Parents shouldn’t accept the excuse from primary schools that pupils need to be online for hours a day to prepare for the Eleven Plus – you can prepare for the computerised part of the exam in just two hours a week. A couple of questions: why is the Consortium Eleven Plus on the online platform Atom Learning? Why are state grammar school children assessed online? If it helps dyslexic children, that’s great, but surely the majority of ten-year-olds taking the Eleven Plus should be writing by hand?

Has some kind of financial deal been struck with the DfE and these digital platforms? Why does Ofsted downgrade primary schools if there isn’t enough tech infused into the daily routine? Surely the opposite should be happening, considering that motor skills such as handwriting and reciting aloud have been proven again and again to implant information more profoundly in the cerebral cortex than clicking on a screen? These questions need to asked, loudly and repeatedly.

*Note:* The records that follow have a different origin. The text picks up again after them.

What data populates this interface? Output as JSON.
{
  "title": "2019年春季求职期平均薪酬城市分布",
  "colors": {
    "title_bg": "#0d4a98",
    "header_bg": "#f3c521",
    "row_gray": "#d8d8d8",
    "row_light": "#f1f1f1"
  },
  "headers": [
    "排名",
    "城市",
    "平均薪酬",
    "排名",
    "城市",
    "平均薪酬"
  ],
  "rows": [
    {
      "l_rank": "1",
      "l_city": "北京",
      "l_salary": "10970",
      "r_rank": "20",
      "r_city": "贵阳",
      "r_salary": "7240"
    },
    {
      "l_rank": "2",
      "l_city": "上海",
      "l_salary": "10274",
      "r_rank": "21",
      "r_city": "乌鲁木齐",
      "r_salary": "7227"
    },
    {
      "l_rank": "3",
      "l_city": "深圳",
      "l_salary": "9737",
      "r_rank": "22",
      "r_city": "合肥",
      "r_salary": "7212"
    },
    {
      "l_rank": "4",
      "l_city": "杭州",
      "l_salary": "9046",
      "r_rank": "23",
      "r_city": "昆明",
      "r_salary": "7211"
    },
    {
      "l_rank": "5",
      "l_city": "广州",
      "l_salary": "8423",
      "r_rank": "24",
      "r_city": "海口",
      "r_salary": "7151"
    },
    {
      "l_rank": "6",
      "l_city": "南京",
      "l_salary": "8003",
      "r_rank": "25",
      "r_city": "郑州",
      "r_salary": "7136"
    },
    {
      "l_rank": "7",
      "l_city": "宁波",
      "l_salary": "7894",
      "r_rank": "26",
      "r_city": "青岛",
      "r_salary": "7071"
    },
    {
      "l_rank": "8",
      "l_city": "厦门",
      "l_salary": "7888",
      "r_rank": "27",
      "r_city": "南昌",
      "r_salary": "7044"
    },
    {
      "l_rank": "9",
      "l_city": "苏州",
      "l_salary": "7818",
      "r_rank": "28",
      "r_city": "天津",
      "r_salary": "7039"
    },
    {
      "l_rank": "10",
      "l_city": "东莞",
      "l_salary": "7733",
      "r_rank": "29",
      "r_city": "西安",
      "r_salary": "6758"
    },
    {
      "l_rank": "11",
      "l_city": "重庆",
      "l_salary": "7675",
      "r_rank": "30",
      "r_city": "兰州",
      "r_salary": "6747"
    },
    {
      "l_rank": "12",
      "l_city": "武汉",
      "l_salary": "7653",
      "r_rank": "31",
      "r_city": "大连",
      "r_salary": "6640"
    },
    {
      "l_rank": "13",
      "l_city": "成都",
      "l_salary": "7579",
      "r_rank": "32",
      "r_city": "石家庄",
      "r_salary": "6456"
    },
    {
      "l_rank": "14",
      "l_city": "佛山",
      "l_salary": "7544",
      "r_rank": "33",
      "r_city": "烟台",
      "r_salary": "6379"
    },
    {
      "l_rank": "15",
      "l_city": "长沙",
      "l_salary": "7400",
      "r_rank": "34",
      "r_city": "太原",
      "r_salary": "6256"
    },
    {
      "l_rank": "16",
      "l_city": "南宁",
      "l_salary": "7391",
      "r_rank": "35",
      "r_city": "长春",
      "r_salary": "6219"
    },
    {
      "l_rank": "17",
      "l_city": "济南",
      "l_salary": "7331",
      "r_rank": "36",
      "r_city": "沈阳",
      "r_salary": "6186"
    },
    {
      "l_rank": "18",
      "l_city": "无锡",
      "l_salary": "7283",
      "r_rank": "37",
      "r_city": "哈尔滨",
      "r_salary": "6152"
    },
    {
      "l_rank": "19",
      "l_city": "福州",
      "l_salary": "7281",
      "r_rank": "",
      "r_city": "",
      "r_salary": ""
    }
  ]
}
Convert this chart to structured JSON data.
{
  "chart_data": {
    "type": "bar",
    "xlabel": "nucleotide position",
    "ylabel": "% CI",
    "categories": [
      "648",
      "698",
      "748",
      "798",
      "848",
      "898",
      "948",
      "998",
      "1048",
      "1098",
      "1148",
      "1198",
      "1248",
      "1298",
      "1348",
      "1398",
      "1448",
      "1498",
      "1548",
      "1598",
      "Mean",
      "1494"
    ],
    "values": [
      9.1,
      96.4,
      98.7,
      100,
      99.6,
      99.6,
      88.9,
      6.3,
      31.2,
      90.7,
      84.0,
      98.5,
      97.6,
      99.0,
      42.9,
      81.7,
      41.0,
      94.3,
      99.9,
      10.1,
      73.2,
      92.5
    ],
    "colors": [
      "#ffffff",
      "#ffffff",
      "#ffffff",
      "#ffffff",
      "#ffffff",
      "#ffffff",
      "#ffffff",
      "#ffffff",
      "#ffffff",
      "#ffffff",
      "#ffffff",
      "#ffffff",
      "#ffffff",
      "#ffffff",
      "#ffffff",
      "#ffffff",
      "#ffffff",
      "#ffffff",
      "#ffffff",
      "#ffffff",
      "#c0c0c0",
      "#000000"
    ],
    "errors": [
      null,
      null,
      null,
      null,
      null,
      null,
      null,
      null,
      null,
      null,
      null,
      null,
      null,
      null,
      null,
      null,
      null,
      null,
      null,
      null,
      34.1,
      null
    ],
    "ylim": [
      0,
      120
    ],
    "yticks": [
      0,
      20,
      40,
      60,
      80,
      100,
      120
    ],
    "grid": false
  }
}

And while we’re here – surely it’s time for social media to be made illegal for the under-16s. It may make billions for the tech industry, but the repeatedly proven damage it does to children is indefensible. Jon Haidt and Jean Twenge have forensically demonstrated the mirror symmetry between smartphone use and teen malfunction – but put simply, TikTok is a brain liquidiser, Instagram a self-loathing factory, Snapchat a petri dish of OCD, ADD and addiction, and even the innocent-seeming WhatsApp a trench of bullying. In short, any place where the herd can stampede is a danger zone – and the sooner our children are rid of it, the better.

Our liberal society instinctively panics about banning something. Fair enough, but this is different. This is a child welfare issue, not a political one. We don’t let children smoke or drink – social media is the mental equivalent of these physical toxins.

Many worried parents are starting laudable movements – Teched Off, UsForThem, Wait Until 8th – but until there is government intervention these groups will be limited in effectiveness, as parents inevitably cave to their child’s natural and understandable need to fit in with the majority of their peers. We should also follow France’s example and introduce proper bans to porn sites for the under-18s. How many more examples of teen sexual violence, trauma and lifelong malfunction do we need before we act? If France can do it, so can we.

The attitude of ‘the train’s left the station’, ‘the genie’s out of the bottle’, is frustrating and pathetic. A few great minds could come up with a solution extremely swiftly – as they did in France.

As Juliet Samuel wrote recently in the Times: ‘What’s needed is a new regulatory regime banning smartphone ownership [and social media] for under-16s. An acceptable alternative could be something like a “tobacco-style regulatory framework”, called for by the campaign group Safe Screens meaning only licensed devices could be sold for child use. Those devices would be stripped down, capable only of phone calls and approved apps such as maps.’

Ideally, they would be so boring they’d barely be used. Not only would our children’s neurological and mental health improve exponentially, but their eyesight would too: opticians confirm that blue light causes significant macular degeneration in developing eyes. A physical harm to add to the sea of emotional ones.

Come on, Britain, let’s lead the way.

Sophie Lara Winkleman is an English actress. She is married to Lord Frederick Windsor, the second cousin of King Charles III and son of Prince Michael of Kent.